Perhaps things will change at Acura when the coming TLX hits showrooms, followed by the next NSX super car. But for now, at the very least the Tiger deal is premature, coming along at a difficult time for Acura. The remake of the Acura brand that began several years ago with the launch of the RDX, ILX, MDX and RLX has to date gone sideways at best.

Acura sales this year are down 1.4 per cent in Canada, despite a major marketing and product push, and U.S. sales are up a modest 4.8 per cent. Meanwhile, Infiniti Canada's sales are up 18.6 per cent, Lexus sales have jumped 16.3 per cent and the big three Germans – Audi, BMW and Mercedes-Benz – are also growing sales. Clearly, the "new" Acura is a lot like the old one.

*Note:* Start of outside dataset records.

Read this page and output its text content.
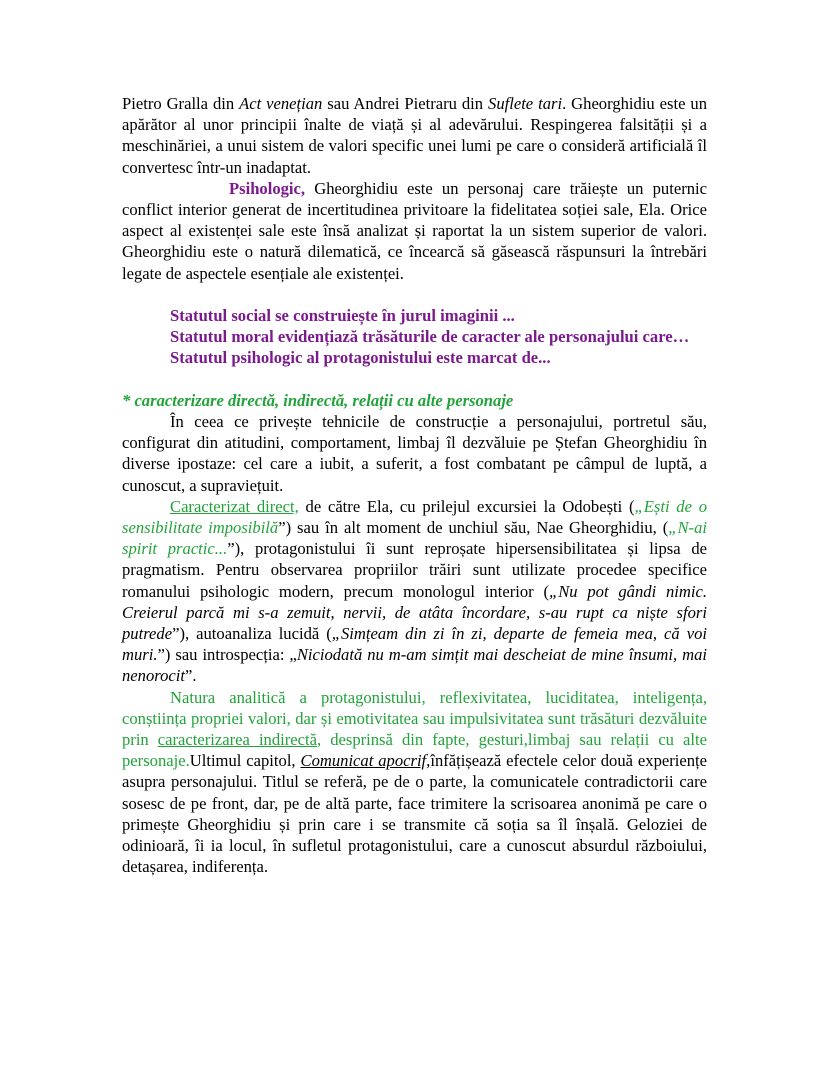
Pietro Gralla din Act venețian sau Andrei Pietraru din Suflete tari. Gheorghidiu este un apărător al unor principii înalte de viață și al adevărului. Respingerea falsității și a meschinăriei, a unui sistem de valori specific unei lumi pe care o consideră artificială îl convertesc într-un inadaptat.

Psihologic, Gheorghidiu este un personaj care trăiește un puternic conflict interior generat de incertitudinea privitoare la fidelitatea soției sale, Ela. Orice aspect al existenței sale este însă analizat și raportat la un sistem superior de valori. Gheorghidiu este o natură dilematică, ce încearcă să găsească răspunsuri la întrebări legate de aspectele esențiale ale existenței.

Statutul social se construiește în jurul imaginii ...

Statutul moral evidențiază trăsăturile de caracter ale personajului care…

Statutul psihologic al protagonistului este marcat de...

* caracterizare directă, indirectă, relații cu alte personaje

În ceea ce privește tehnicile de construcție a personajului, portretul său, configurat din atitudini, comportament, limbaj îl dezvăluie pe Ștefan Gheorghidiu în diverse ipostaze: cel care a iubit, a suferit, a fost combatant pe câmpul de luptă, a cunoscut, a supraviețuit.

Caracterizat direct, de către Ela, cu prilejul excursiei la Odobești („Ești de o sensibilitate imposibilă”) sau în alt moment de unchiul său, Nae Gheorghidiu, („N-ai spirit practic...”), protagonistului îi sunt reproșate hipersensibilitatea și lipsa de pragmatism. Pentru observarea propriilor trăiri sunt utilizate procedee specifice romanului psihologic modern, precum monologul interior („Nu pot gândi nimic. Creierul parcă mi s-a zemuit, nervii, de atâta încordare, s-au rupt ca niște sfori putrede”), autoanaliza lucidă („Simțeam din zi în zi, departe de femeia mea, că voi muri.”) sau introspecția: „Niciodată nu m-am simțit mai descheiat de mine însumi, mai nenorocit”.

Natura analitică a protagonistului, reflexivitatea, luciditatea, inteligența, conștiința propriei valori, dar și emotivitatea sau impulsivitatea sunt trăsături dezvăluite prin caracterizarea indirectă, desprinsă din fapte, gesturi,limbaj sau relații cu alte personaje.Ultimul capitol, Comunicat apocrif,înfățișează efectele celor două experiențe asupra personajului. Titlul se referă, pe de o parte, la comunicatele contradictorii care sosesc de pe front, dar, pe de altă parte, face trimitere la scrisoarea anonimă pe care o primește Gheorghidiu și prin care i se transmite că soția sa îl înșală. Geloziei de odinioară, îi ia locul, în sufletul protagonistului, care a cunoscut absurdul războiului, detașarea, indiferența.
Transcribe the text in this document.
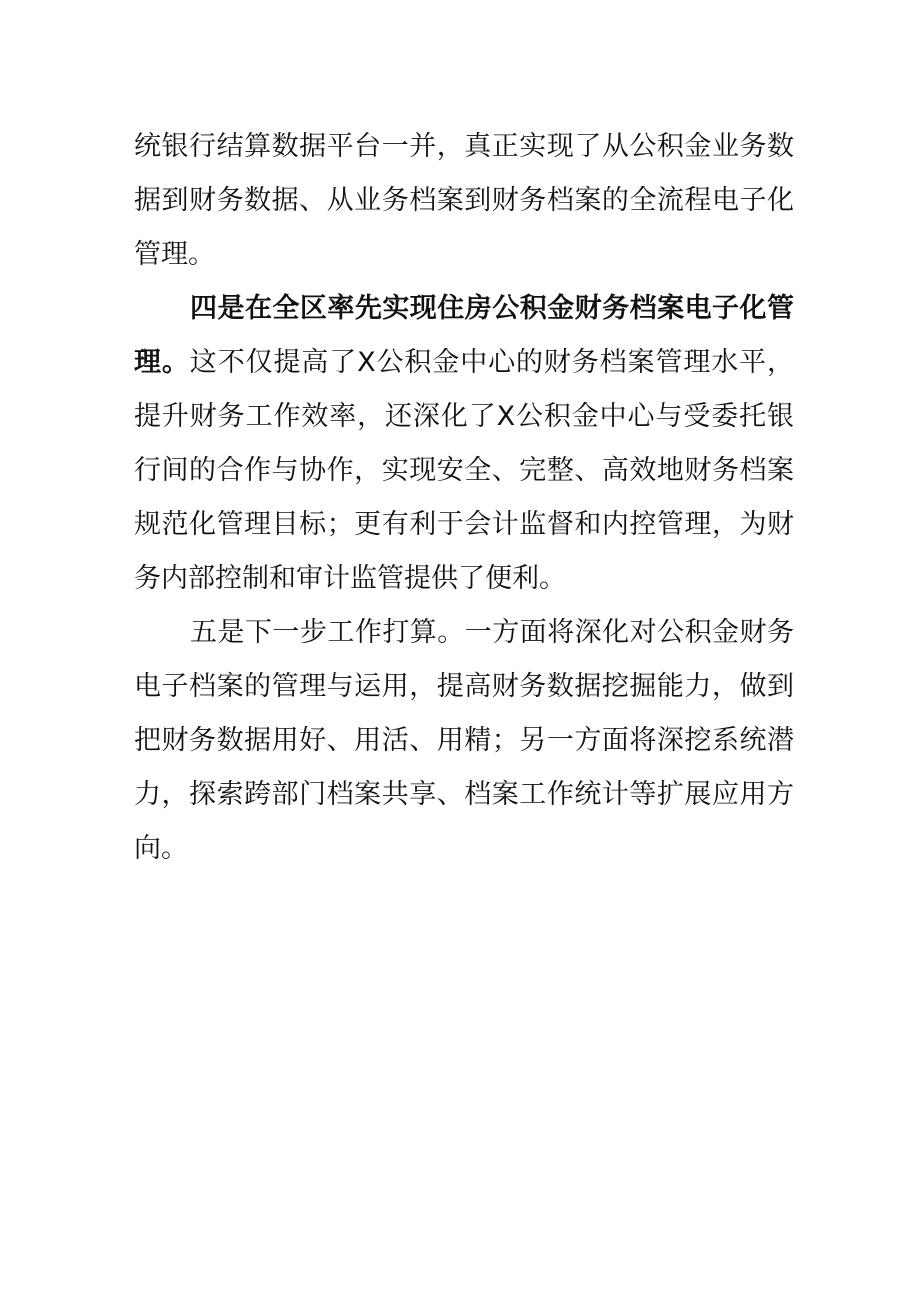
统银行结算数据平台一并，真正实现了从公积金业务数据到财务数据、从业务档案到财务档案的全流程电子化管理。

四是在全区率先实现住房公积金财务档案电子化管理。这不仅提高了X公积金中心的财务档案管理水平，提升财务工作效率，还深化了X公积金中心与受委托银行间的合作与协作，实现安全、完整、高效地财务档案规范化管理目标；更有利于会计监督和内控管理，为财务内部控制和审计监管提供了便利。

五是下一步工作打算。一方面将深化对公积金财务电子档案的管理与运用，提高财务数据挖掘能力，做到把财务数据用好、用活、用精；另一方面将深挖系统潜力，探索跨部门档案共享、档案工作统计等扩展应用方向。
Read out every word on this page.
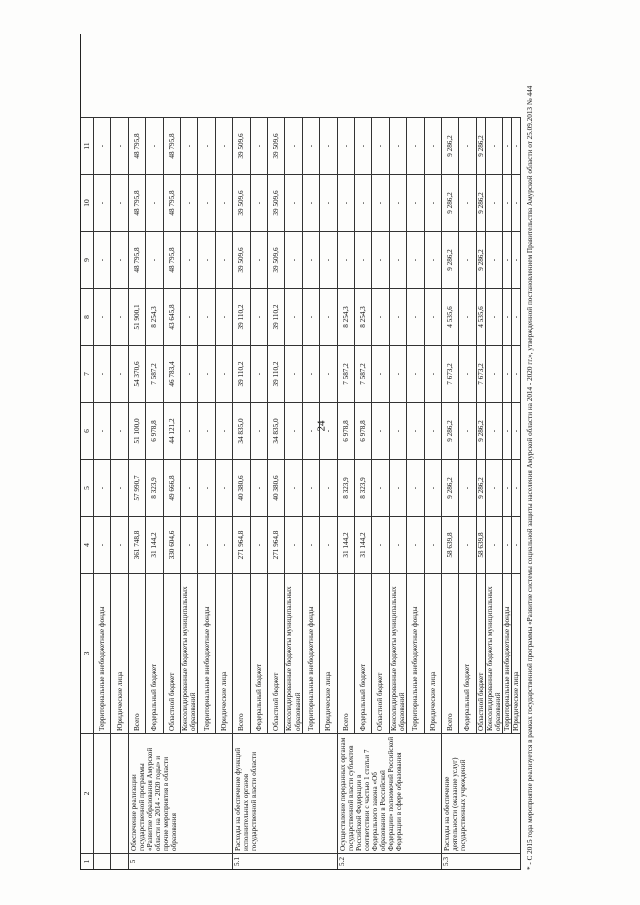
24
1
2
3
4
5
6
7
8
9
10
11
Территориальные внебюджетные фонды
-
-
-
-
-
-
-
-
Юридические лица
-
-
-
-
-
-
-
-
5
Обеспечение реализации государственной программы «Развитие образования Амурской области на 2014 - 2020 годы» и прочие мероприятия в области образования
Всего
361 748,8
57 990,7
51 100,0
54 370,6
51 900,1
48 795,8
48 795,8
48 795,8
Федеральный бюджет
31 144,2
8 323,9
6 978,8
7 587,2
8 254,3
-
-
-
Областной бюджет
330 604,6
49 666,8
44 121,2
46 783,4
43 645,8
48 795,8
48 795,8
48 795,8
Консолидированные бюджеты муниципальных образований
-
-
-
-
-
-
-
-
Территориальные внебюджетные фонды
-
-
-
-
-
-
-
-
Юридические лица
-
-
-
-
-
-
-
-
5.1
Расходы на обеспечение функций исполнительных органов государственной власти области
Всего
271 964,8
40 380,6
34 835,0
39 110,2
39 110,2
39 509,6
39 509,6
39 509,6
Федеральный бюджет
-
-
-
-
-
-
-
-
Областной бюджет
271 964,8
40 380,6
34 835,0
39 110,2
39 110,2
39 509,6
39 509,6
39 509,6
Консолидированные бюджеты муниципальных образований
-
-
-
-
-
-
-
-
Территориальные внебюджетные фонды
-
-
-
-
-
-
-
-
Юридические лица
-
-
-
-
-
-
-
-
5.2
Осуществление переданных органам государственной власти субъектов Российской Федерации в соответствии с частью 1 статьи 7 Федерального закона «Об образовании в Российской Федерации» полномочий Российской Федерации в сфере образования
Всего
31 144,2
8 323,9
6 978,8
7 587,2
8 254,3
-
-
-
Федеральный бюджет
31 144,2
8 323,9
6 978,8
7 587,2
8 254,3
-
-
-
Областной бюджет
-
-
-
-
-
-
-
-
Консолидированные бюджеты муниципальных образований
-
-
-
-
-
-
-
-
Территориальные внебюджетные фонды
-
-
-
-
-
-
-
-
Юридические лица
-
-
-
-
-
-
-
-
5.3
Расходы на обеспечение деятельности (оказание услуг) государственных учреждений
Всего
58 639,8
9 286,2
9 286,2
7 673,2
4 535,6
9 286,2
9 286,2
9 286,2
Федеральный бюджет
-
-
-
-
-
-
-
-
Областной бюджет
58 639,8
9 286,2
9 286,2
7 673,2
4 535,6
9 286,2
9 286,2
9 286,2
Консолидированные бюджеты муниципальных образований
-
-
-
-
-
-
-
-
Территориальные внебюджетные фонды
-
-
-
-
-
-
-
-
Юридические лица
-
-
-
-
-
-
-
- * - С 2015 года мероприятие реализуется в рамках государственной программы «Развитие системы социальной защиты населения Амурской области на 2014 - 2020 гг.», утвержденной постановлением Правительства Амурской области от 25.09.2013 № 444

Yes, Tiger is a bad move for Acura. This brand most certainly should not be involved with a global pitchman whose track record in automotive is not good. The exposure Acura gets from its Tiger alliance will obviously be significant, but the vehicles in Acura showrooms are the problem.

At this stage of Acura's rebuild, I would argue for an endorsement deal more similar to Infiniti's agreement with Formula One champion Sebastian Vettel. Infiniti, Nissan's luxury brand, is the sponsor of Vettel's Red Bull Racing team and the cars use Renault engines and take engineering help from the Renault-Nissan Alliance. Vettel himself carries the title of "Infiniti Director of Performance" and he told me that he is quite involved in developing cars that drive like they've been tweaked by a champion – him.

The latest example of the Vettel effect is the Q50 Eau Rouge unveiled in January at the Detroit auto show. The Eau Rouge is a Formula One-inspired sports sedan, right down to its sculpted body-side rocker wings, carbon-fiber body components, ceramic exhausts and aerodynamic back end.

Take a close look. The next wave of Infiniti products slated to start appearing in 2016 will reflect what we're seeing in the Eau Rouge, a car Vettel had a role in developing. Vettel, we're told, is more than lipstick on the Infiniti brand.

Tiger, meanwhile, represents only a cosmetic upgrade to the Acura brand. What Acura really needs are unique vehicles that do not carry the scent of their Honda roots.